Tra i monti bellunesi Segato porta a casa “La pelle dell’orso”

PADOVA. Per il suo esordio da regista in un lungometraggio di fiction, Marco Segato ha deciso di fare l’esatto contrario di quanto consigliava Alfred Hitchcock, il cui monito era quello di non girare mai con animali e bambini. E invece il regista padovano, “l’uomo che ama(va) il cinema” - per citare il titolo del suo ultimo documentario - si è tuffato nelle pagine del romanzo di Matteo Righetto, nella sua storia di padri, figli e bestie spaventose ed ha realizzato “La pelle dell’orso”, un film universale e senza tempo che si lascia alle spalle il pesante fardello dell’autorialità per cercare di tanto in tanto una via di genere (a tratti l’horror, a tratti il western), non facile da percorrere per il cinema italiano. Una scommessa per tutti. Per Segato, anzitutto, che è riuscito ad allontanarsi lentamente dalla pagina scritta del romanzo per disegnare una montagna più dura e selvaggia alla ricerca di un equilibrio tra il racconto di genere, le suggestioni fantastiche di una vicenda immersa nella natura e l’intimità di un rapporto padre/figlio, con diverse dinamiche di conflitto che rimandano a una certa letteratura americana del secolo scorso, da London a Faulkner, passando per Rigoni Stern e per le memorie adolescenziali di “Stan by me” e di Tom Sawyer. Per la casa di produzione di Francesco Bonsembiante - la Jolefilm - che ha creduto in un progetto rischioso e articolato, anche in termini scenografici e con l’incognita di due orsi veri sul set fatti arrivare dall’Ungheria. E, infine, per Marco Paolini, il protagonista del film insieme al tredicenne feltrino Leonardo Mason, che interpreta un ruolo molto lontano dalle sue corde, per giunta sotto la guida di un regista esordiente.
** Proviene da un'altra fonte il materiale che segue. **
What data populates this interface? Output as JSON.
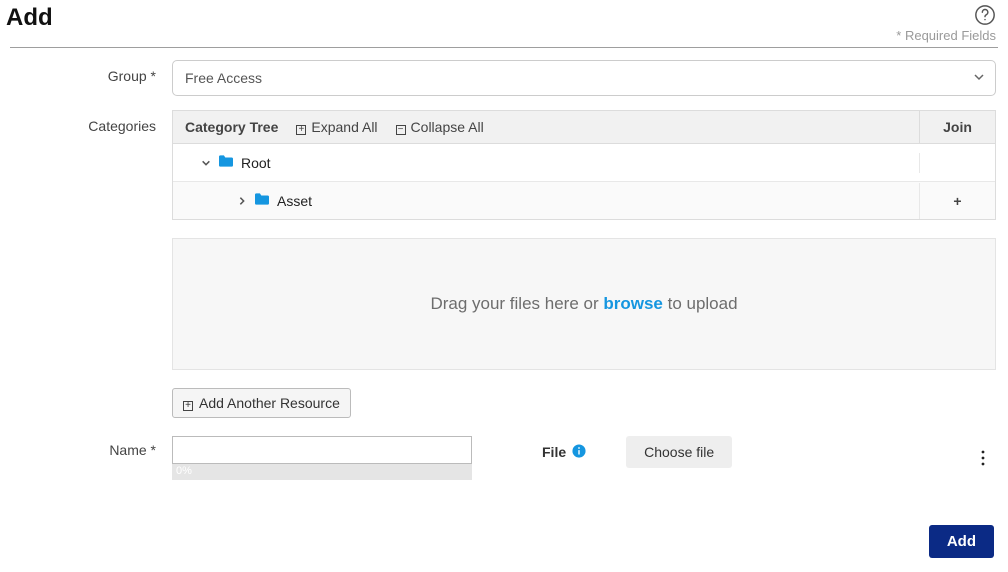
{
  "title": "Add",
  "required_fields_hint": "* Required Fields",
  "labels": {
    "group": "Group *",
    "categories": "Categories",
    "name": "Name *",
    "file": "File"
  },
  "group": {
    "selected": "Free Access"
  },
  "categories_panel": {
    "tree_label": "Category Tree",
    "expand_all": "Expand All",
    "collapse_all": "Collapse All",
    "join_label": "Join",
    "rows": [
      {
        "name": "Root",
        "expandable": true,
        "expanded": true,
        "depth": 0,
        "join": ""
      },
      {
        "name": "Asset",
        "expandable": true,
        "expanded": false,
        "depth": 1,
        "join": "+"
      }
    ]
  },
  "dropzone": {
    "prefix": "Drag your files here or ",
    "browse": "browse",
    "suffix": " to upload"
  },
  "add_resource_label": "Add Another Resource",
  "name_value": "",
  "progress_text": "0%",
  "choose_file_label": "Choose file",
  "submit_label": "Add"
}
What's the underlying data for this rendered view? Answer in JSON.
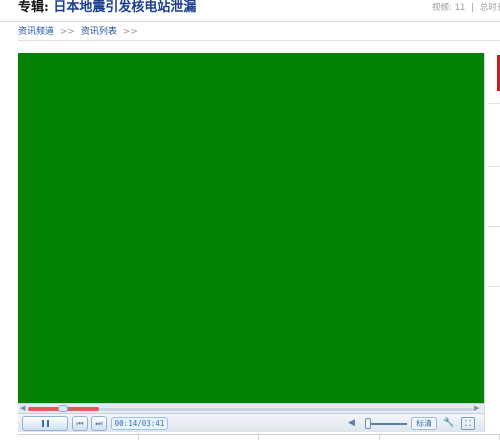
{
  "header": {
    "title_prefix": "专辑:",
    "title_topic": "日本地震引发核电站泄漏",
    "video_count_label": "视频:",
    "video_count": "11",
    "separator": "|",
    "total_label": "总时长"
  },
  "breadcrumb": {
    "items": [
      "资讯频道",
      "资讯列表"
    ],
    "separator": ">>"
  },
  "player": {
    "video_color": "#038203",
    "progress_loaded_fraction": 0.16,
    "time_display": "00:14/03:41",
    "quality_label": "标清",
    "volume_fraction": 0.05,
    "icons": {
      "play": "pause-icon",
      "prev": "prev-icon",
      "next": "next-icon",
      "volume": "speaker-icon",
      "settings": "wrench-icon",
      "fullscreen": "fullscreen-icon"
    }
  },
  "colors": {
    "title_topic": "#1a3d8f",
    "link": "#1f4f9e",
    "progress_loaded": "#e35a5a",
    "accent_red": "#c81e1e"
  }
}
Proprio Paolini, che in teatro ha fatto della parola la sua cifra artistica, nel film veste i panni di Pietro Sieff, un uomo indurito dalla vita, abituato a usare le sue mani nodose più per sferrare “svérgole” che carezze, chiuso in un silenzio che lo ha isolato da tutti e, in particolare, dal figlio Domenico, faccia piena da bambino ma una voce già incrinata da una sofferenza che nasce dall’assenza (di una madre e di abbracci che non ci sono più). Un uomo impermeabile alle emozioni come la maschera di legno che indossa all’inizio del film durante la “Gnaga” il carnevale del paese terrorizzato da “el diaol”, l’orso che sta uccidendo molte bestie nei dintorni (il film è stato girato nelle valli limitrofe a Forno di Zoldo e Fornasighe). «Lo ucciderò io», promette in un impeto d’orgoglio in osteria, condividendo il viaggio (fisico ed esistenziale) con quel figlio che nemmeno riconosce perché beve solo acqua anziché vino. Alla ricerca di se stessi prima ancora che dell'’animale. Evocativo e narrativo (con la licenza di un personaggio femminile, Lucia Mascino, forse non così necessario), classico ma con qualche suggestione di ambientazione, “La pelle dell’orso” ha un finale sobrio e asciutto che evita le ridondanze che pure una storia di formazione e di legami familiari poteva naturalmente portare in dote. Con una dedica finale a Carlo, nume tutelare di un film autentico ed equilibrato. Quasi epidermico, nell’accezione (a strati) che sarebbe piaciuta a Mazzacurati.
Il film uscirà in sala il 3 novembre ma già da domani (proprio da Padova alle 20.30 al Multiastra) comincerà un tour di anteprime che lo porteranno in giro per l'Italia dopo il successo raccolto ad Annecy e in altri festival internazionali. «Il film può andare male o essere un disastro. Noi puntiamo al primo obiettivo» scherza Segato con un po’ di scaramanzia. Ma lo dice sapendo di aver realizzato un’opera prima riuscita: di aver portato a casa la sua pelle dell’orso.